Je respirai enfin ! La physionomie de Beethoven lui-même perdit quelque chose de son austérité, il me considéra quelques secondes, et me dit : « Cet Anglais paraît vous avoir beaucoup tourmenté ; consolez-vous-en avec moi, car il y a longtemps que je suis en butte à ces odieuses persécutions. Ils viennent visiter un pauvre musicien comme ils iraient voir une bête curieuse. Je suis peiné de vous avoir un moment confondu avec cette sorte de gens. Votre lettre témoigne que mes compositions vous ont satisfait ; cela me fût plaisir, car j'ai renoncé à peu près à conquérir les suffrages de la multitude ». Ces paroles simples et familières dissipèrent toute ma timidité, et, pénétré de joie, j'écrivis que j'étais loin assurément d'être le seul qui brûlât du même enthousiasme pour les productions de son brillant génie, et que le plus ardent de mes vœux serait de le voir un jour dans l'enceinte de ma ville natale, où il jouirait de l'admiration unanime inspirée par son talent.

— Les Viennois, en effet, me dit-il, m'impatientent souvent, ils entendent journellement trop de futilités déplorables pour pouvoir écouter de la musique sérieuse avec la gravité convenable.

Je voulus réfuter cette critique en citant les transports dont j'avais été témoin la veille à la représentation de Fidelio. — Hum, hum ! fit-il, Fidelio ?... Mon Dieu, c'est par vanité personnelle qu'ils applaudissent cet ouvrage de la sorte, à cause de la docilité pour leurs conseils dont ils s'imaginent que j'ai fait preuve dans le remaniement de cette partition, et ils croient, que leur approbation de commande est une parfaite compensation de mon pénible travail. Ce sont de braves gens, mais légers de science ; et c'est pour cela, du reste, que leur société me plaît davantage que la vôtre, messieurs les érudits. Du reste, comment trouvez-vous Fidelio maintenant ? — Je lui fis part de l'impression délicieuse que j'avais ressentie la veille, en observant que l'adjonction des nouveaux morceaux avait merveilleusement modifié et complété tout l'ensemble. — Maudite besogne ! répartit Beethoven.
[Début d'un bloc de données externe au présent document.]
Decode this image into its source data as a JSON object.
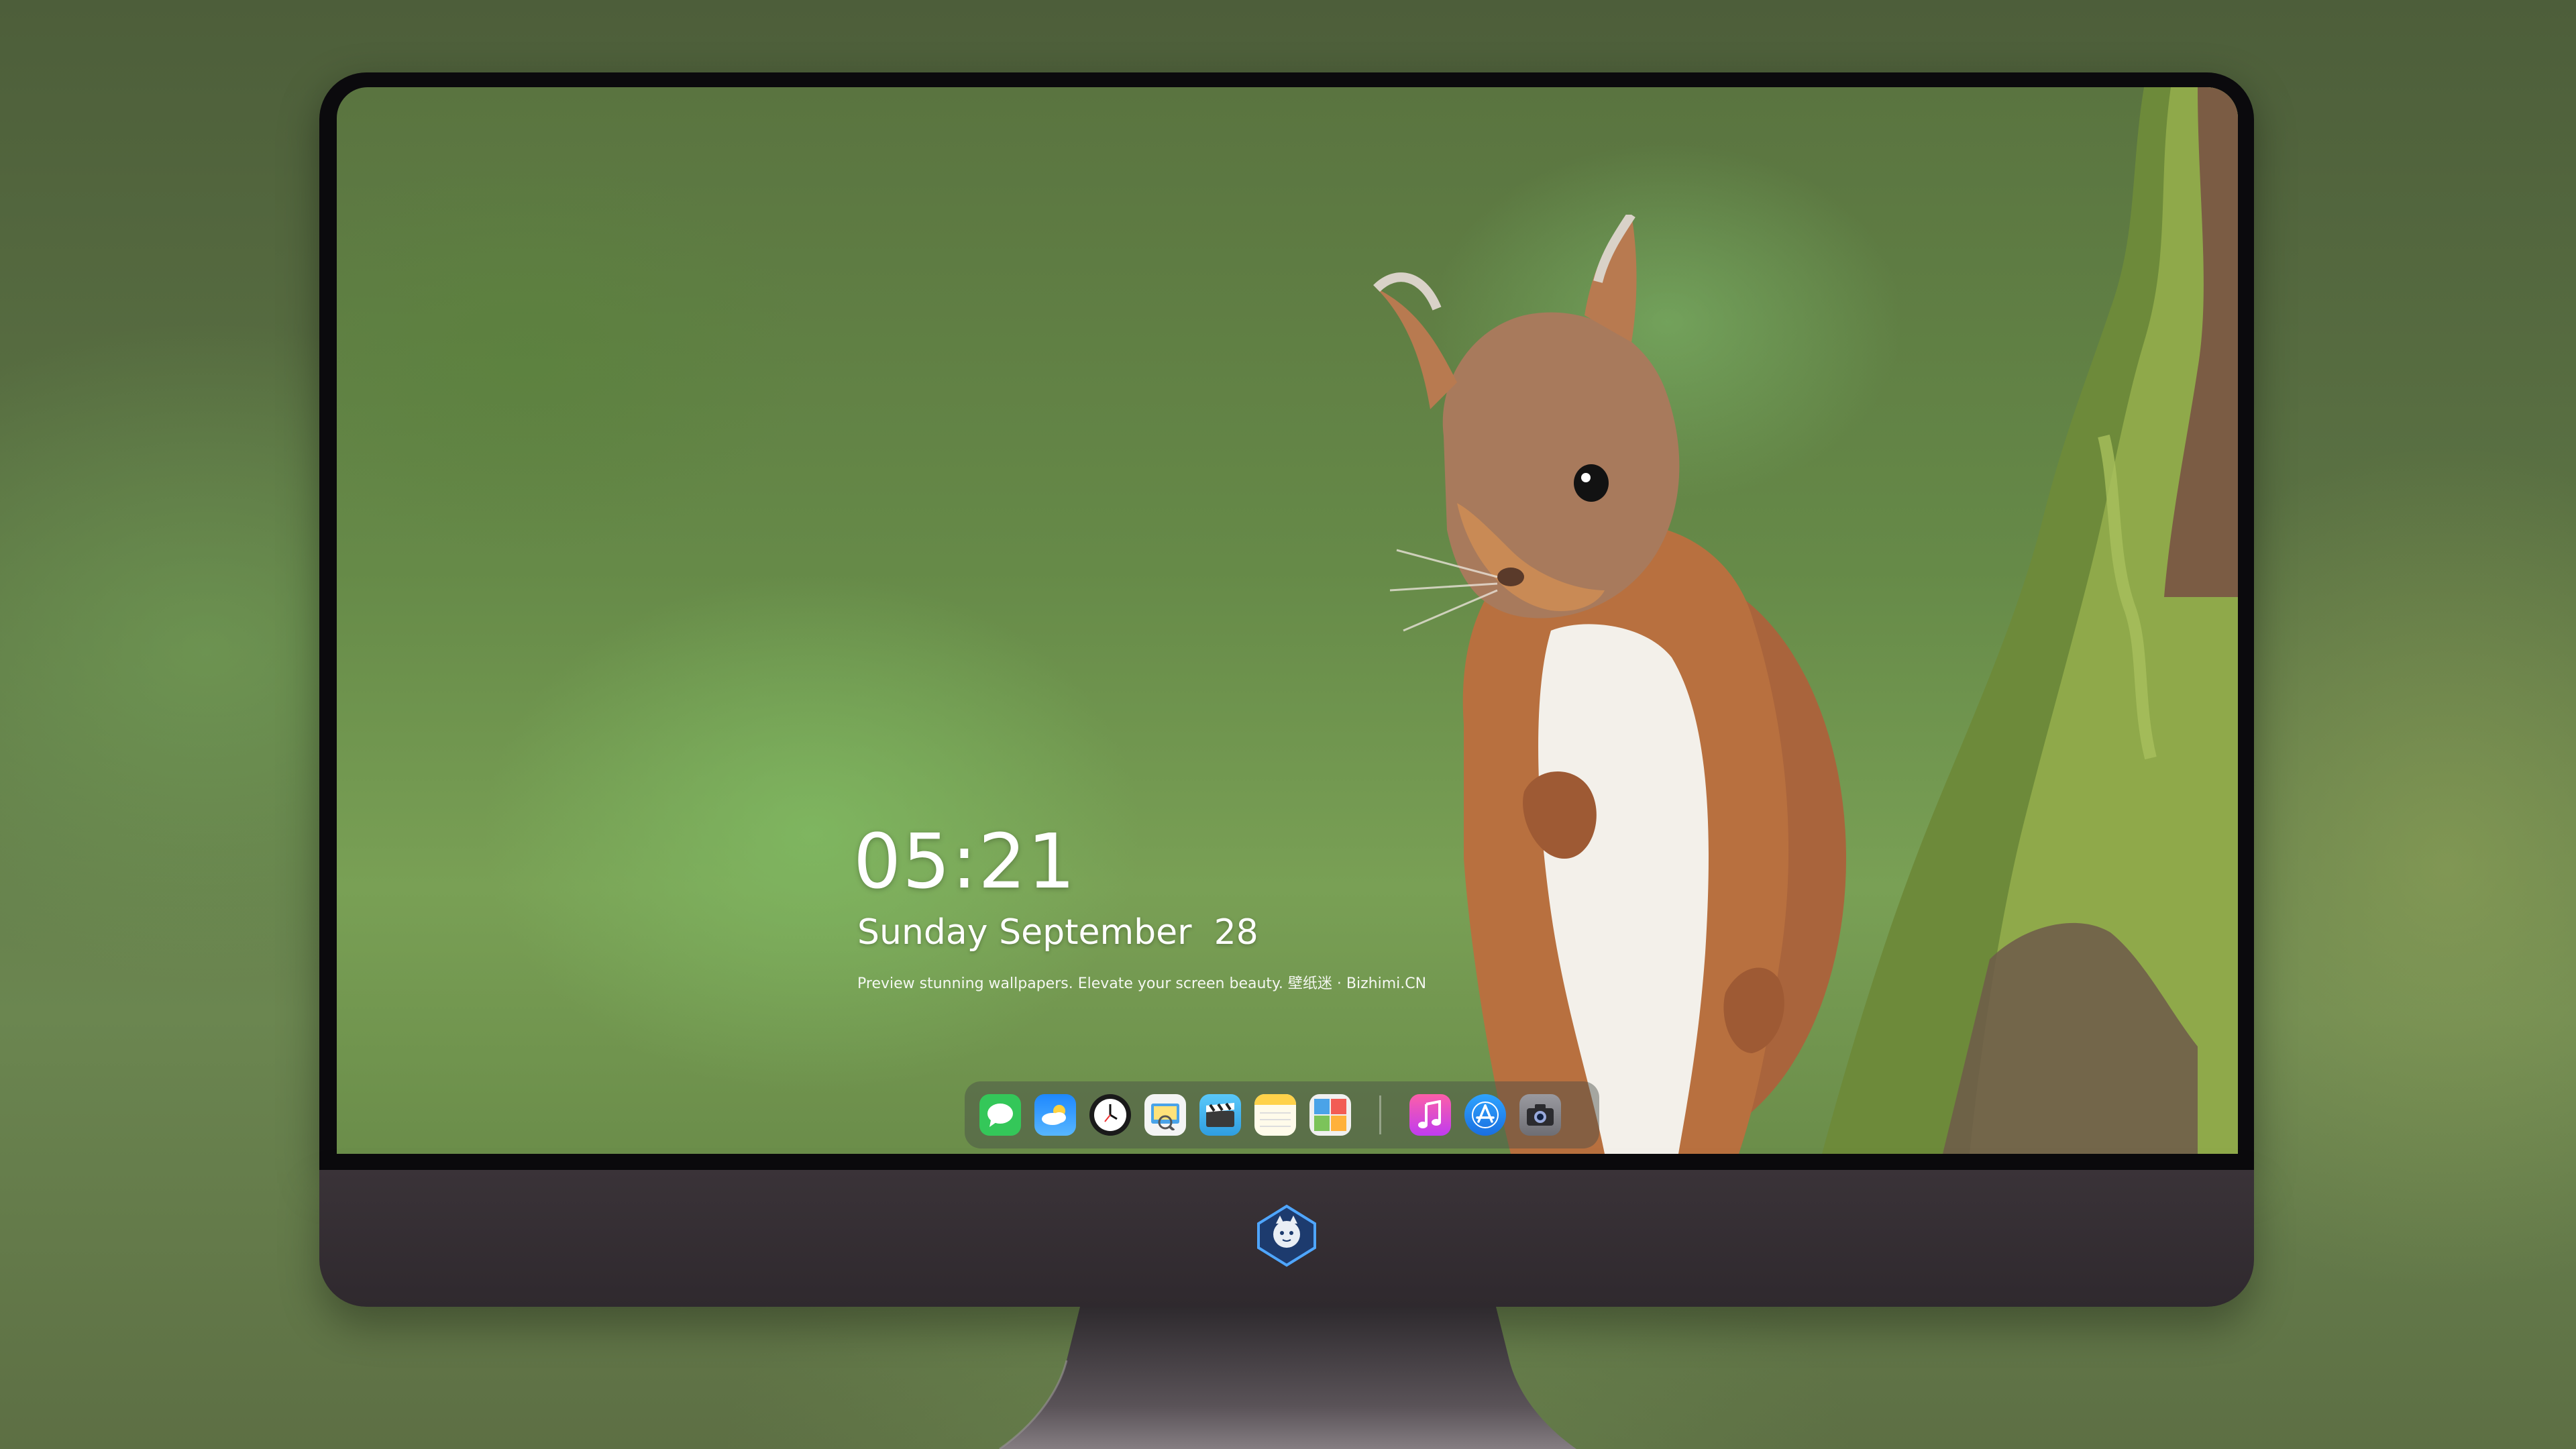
{
  "clock": {
    "time": "05:21",
    "date": "Sunday September  28",
    "tagline": "Preview stunning wallpapers. Elevate your screen beauty. 壁纸迷 · Bizhimi.CN"
  },
  "dock": {
    "apps": [
      {
        "name": "messages-icon",
        "color": "#34c759"
      },
      {
        "name": "weather-icon",
        "color": "#1e88ff"
      },
      {
        "name": "clock-icon",
        "color": "#1a1a1a"
      },
      {
        "name": "preview-icon",
        "color": "#f4f4f4"
      },
      {
        "name": "clips-icon",
        "color": "#5ac8fa"
      },
      {
        "name": "notes-icon",
        "color": "#ffd24a"
      },
      {
        "name": "photo-booth-icon",
        "color": "#f0f0f0"
      },
      {
        "name": "music-icon",
        "color": "#fc3c8d"
      },
      {
        "name": "app-store-icon",
        "color": "#1e88ff"
      },
      {
        "name": "camera-icon",
        "color": "#8e8e93"
      }
    ]
  }
}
L'opéra n'est point mon fait ; du moins je ne connais pas de théâtre au monde pour lequel je voudrais m'engager à composer un nouvel ouvrage. Si j'écrivais une partition conformément à mes propres instincts, personne ne voudrait l'entendre, car je n'y mettrais ni ariettes, ni duos, ni rien de tout ce bagage convenu qui sert aujourd'hui à fabriquer un opéra, et ce que je mettrais à la place ne révolterait pas moins les chanteurs que le public. Ils ne connaissent tous que le mensonge et le vide musical déguisés sous de brillants dehors, le néant paré d'oripeaux. Celui qui ferait un drame lyrique vraiment digne de ce nom passerait pour un fou, et le serait en effet, s'il exposait son œuvre à la critique du public, au lieu de la garder pour lui seul.